The 34 million dollars that the U.S. has withheld each year is close to 10 percent of UNFPA's regular income. By not funding the leading voice for women needing reproductive health care and family planning, "the U.S. is significantly crippling efforts to improve women's lives across the globe," according to the U.N. Foundation.

In Iran, Arash Alaei and Kamiar Alaei -- both doctors -- have played a role in putting the issues of drug use and HIV/AIDS on the national health care agenda. They have worked closely with government and religious leaders to ensure support for education campaigns on HIV transmission, including those targeting youth, and for HIV and harm reduction programs in prisons.

At the end of June both doctors were reportedly detained by Iranian authorities. Their whereabouts are currently not known.

Arash was scheduled to speak at the International AIDS Conference here. A coalition of groups - including Physicians for Human Rights - have sponsored an empty chair with his name, to bring attention to the detentions.

Researchers and advocates are calling for governments to implement policies on controversial issues like sexuality, education, homophobia, harm reduction and sex work - based on evidence.

Given the track record of public policy on HIV/AIDS, Nandinee Bandyopadhyay, associate director for HIV and SRH (Sexual and Reproductive Health) at the Indian non-profit PATH, contends that evidence is unable to drive policy.

It is time to base policies on "rights rather than what is perceived right or scientific or effective or even cost-effective…" because public policy may not always be about "public good" and evidence can be "wrongly focused", Bandyopadhyay said.

Policies are often influenced by interest groups, religious and business leaders based on their ideology or moral beliefs. Data is often seen "catering to competing constituencies of the elite," Bandyopadhyay stressed.

Bandyopadhyay said a recent amendment made to the Indian Immoral Traffic Amendment Bill 2006 is in contradiction to the facts and restricts penalties only to trafficking of persons for prostitution. "There is evidence that a majority of sex workers are in the profession by consent and a very small minority are trafficked," Bandyopadhyay explained.
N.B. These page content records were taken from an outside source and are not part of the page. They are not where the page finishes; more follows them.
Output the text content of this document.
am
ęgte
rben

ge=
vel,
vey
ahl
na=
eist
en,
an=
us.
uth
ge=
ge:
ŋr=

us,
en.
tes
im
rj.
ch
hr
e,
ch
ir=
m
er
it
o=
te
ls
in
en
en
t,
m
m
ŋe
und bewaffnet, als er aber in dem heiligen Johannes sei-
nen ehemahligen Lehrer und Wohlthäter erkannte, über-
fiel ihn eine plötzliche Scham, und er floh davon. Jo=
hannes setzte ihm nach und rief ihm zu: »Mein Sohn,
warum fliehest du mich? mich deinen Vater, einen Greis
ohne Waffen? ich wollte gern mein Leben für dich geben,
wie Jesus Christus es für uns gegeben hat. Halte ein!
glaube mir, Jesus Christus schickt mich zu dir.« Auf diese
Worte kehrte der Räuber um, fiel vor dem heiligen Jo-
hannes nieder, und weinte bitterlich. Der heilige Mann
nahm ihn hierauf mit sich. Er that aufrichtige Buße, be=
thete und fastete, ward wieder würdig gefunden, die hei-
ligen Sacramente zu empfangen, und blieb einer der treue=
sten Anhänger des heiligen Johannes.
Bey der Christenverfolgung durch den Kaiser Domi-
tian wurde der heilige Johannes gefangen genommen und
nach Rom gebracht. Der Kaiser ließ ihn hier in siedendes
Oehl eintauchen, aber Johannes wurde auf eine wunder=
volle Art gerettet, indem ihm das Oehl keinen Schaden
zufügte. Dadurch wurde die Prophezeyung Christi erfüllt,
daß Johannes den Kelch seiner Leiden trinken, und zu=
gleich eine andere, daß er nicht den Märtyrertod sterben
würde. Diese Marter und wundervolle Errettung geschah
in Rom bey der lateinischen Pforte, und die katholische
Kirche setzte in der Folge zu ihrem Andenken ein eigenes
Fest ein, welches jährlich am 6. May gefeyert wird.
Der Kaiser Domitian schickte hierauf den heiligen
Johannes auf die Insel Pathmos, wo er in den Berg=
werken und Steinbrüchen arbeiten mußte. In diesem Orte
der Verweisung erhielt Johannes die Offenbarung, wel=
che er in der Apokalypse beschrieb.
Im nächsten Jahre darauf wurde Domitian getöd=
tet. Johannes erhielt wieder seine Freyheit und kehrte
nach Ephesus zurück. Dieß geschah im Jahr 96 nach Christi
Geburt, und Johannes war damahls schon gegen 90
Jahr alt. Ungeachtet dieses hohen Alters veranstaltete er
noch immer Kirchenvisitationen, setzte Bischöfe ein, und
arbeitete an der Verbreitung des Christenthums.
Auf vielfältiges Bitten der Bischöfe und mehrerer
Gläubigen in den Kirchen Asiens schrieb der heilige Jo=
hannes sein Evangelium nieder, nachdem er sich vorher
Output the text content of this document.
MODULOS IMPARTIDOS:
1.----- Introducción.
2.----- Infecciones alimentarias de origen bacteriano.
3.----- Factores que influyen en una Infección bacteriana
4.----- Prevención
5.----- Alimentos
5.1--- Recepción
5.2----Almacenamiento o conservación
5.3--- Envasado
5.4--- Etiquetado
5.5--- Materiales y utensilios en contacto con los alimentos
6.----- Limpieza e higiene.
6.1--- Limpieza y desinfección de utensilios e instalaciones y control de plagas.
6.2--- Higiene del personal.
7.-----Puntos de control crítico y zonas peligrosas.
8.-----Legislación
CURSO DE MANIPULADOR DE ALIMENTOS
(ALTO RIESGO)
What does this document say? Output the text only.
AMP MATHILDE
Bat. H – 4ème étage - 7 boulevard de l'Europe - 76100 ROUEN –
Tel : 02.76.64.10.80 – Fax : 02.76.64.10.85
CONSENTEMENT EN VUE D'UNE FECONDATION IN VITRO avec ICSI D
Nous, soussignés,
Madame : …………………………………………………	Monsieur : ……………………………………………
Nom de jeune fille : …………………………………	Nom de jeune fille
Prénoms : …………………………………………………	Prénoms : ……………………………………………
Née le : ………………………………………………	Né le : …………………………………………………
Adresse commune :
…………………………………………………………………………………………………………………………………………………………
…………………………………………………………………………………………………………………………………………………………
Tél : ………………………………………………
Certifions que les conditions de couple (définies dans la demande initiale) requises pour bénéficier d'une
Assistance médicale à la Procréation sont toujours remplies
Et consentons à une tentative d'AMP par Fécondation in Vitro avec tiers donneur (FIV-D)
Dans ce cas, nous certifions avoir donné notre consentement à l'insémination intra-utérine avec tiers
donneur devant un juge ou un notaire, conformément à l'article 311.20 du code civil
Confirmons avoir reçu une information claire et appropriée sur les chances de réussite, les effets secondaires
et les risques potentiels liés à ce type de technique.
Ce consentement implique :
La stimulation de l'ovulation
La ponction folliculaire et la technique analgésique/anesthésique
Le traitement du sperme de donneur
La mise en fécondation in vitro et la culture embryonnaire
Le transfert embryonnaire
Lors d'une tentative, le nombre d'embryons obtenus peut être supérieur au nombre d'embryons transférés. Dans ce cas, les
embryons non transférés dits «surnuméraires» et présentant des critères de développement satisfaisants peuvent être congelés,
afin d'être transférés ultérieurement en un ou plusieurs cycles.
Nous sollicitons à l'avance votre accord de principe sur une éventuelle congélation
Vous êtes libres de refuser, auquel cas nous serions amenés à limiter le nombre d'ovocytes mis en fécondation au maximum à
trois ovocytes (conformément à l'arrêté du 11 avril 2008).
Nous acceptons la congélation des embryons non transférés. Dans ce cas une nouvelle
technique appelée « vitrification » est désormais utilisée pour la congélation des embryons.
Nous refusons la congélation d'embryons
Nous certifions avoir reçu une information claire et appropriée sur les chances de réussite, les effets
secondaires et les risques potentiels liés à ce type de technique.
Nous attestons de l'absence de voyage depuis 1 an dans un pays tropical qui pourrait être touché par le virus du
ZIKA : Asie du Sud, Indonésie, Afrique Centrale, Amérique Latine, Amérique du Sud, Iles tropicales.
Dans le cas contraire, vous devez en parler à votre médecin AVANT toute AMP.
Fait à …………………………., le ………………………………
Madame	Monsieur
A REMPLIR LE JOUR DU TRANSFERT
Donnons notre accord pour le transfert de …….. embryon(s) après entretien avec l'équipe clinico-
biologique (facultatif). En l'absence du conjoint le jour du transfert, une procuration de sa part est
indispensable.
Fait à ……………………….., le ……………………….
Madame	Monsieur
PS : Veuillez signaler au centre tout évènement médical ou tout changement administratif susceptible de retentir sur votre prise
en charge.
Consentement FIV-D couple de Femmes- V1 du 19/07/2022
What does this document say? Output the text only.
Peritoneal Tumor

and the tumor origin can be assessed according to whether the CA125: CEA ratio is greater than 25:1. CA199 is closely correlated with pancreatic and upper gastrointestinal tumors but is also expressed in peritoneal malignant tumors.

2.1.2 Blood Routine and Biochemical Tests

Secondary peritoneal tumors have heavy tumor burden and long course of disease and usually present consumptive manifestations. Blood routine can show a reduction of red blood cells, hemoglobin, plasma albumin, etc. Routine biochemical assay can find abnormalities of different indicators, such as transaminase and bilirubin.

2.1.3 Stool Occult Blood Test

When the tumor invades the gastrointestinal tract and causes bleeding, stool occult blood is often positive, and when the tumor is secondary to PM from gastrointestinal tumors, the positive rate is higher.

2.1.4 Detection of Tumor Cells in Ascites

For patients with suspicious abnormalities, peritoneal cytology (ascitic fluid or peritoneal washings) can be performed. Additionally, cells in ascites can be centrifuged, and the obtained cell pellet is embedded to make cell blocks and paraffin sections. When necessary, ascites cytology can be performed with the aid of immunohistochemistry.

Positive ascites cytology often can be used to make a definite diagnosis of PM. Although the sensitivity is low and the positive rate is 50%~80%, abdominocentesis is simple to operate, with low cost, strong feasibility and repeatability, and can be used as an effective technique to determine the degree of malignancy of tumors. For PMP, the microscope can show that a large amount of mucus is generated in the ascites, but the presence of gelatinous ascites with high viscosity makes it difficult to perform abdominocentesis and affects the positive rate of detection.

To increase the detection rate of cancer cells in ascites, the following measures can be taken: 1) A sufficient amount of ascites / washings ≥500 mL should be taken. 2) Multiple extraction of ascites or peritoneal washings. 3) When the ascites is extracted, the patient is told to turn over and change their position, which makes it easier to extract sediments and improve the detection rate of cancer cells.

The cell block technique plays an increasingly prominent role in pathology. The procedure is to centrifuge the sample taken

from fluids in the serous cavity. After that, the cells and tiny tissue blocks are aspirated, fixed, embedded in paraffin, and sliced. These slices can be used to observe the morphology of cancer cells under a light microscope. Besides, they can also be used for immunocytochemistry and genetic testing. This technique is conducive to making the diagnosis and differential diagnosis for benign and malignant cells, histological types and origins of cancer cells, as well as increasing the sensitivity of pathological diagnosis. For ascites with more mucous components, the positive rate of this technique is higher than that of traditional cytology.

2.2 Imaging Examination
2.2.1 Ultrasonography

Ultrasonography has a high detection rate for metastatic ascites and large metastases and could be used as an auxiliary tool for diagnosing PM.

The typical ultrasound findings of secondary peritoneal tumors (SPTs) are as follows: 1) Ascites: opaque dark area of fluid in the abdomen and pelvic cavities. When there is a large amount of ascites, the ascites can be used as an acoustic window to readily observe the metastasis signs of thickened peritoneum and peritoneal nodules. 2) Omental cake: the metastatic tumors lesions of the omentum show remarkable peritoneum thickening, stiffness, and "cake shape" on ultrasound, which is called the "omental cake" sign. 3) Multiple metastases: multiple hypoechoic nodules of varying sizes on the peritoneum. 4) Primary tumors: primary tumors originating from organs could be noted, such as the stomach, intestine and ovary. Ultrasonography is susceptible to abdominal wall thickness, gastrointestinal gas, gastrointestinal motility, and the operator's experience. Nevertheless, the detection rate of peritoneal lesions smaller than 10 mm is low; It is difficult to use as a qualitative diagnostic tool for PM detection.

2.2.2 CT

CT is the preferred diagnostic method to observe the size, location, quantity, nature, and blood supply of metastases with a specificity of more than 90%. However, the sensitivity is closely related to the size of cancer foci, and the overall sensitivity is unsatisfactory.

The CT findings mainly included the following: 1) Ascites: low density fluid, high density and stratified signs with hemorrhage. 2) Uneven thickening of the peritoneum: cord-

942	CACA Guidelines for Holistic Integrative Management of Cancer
"Evidence is crucial, but just one small part of the on-going advocacy for fairer, better and more effective global responses to drug use," said Stimson.

Sometimes policy makers are stumped by the policy guidelines made by U.N. agencies and donor countries.

For example, the longstanding stance of the Joint U.N. Programme on HIV/AIDS (UNAIDS), that sex work should be decriminalised, sex workers mobilised and health and workplace conditions regulated, as a central HIV prevention strategy, contrasts starkly with a UNAIDS guidance note on sex work released last year focusing on "rescue" and "rehabilitation" of sex workers - an approach which the agency had earlier emphatically criticised as being harmful to HIV prevention.

Punitive drug polices are given priority, according to Stimson, because of international drug control conventions, guidance from at the International Narcotics Control Board (INCB), activities of the U.N. Office on Drugs and Crime (UNODC) and aid restrictions.

According to experts here the time has come to integrate human rights and public health imperatives, to look at on-the-ground evidence of what works and what does not, while framing policies and guidance on HIV prevention.

With 22,000 experts and activists gathered in Mexico City for the International AIDS Conference, policy makers should not have a hard time finding examples of best practices and lessons learned from all over the globe.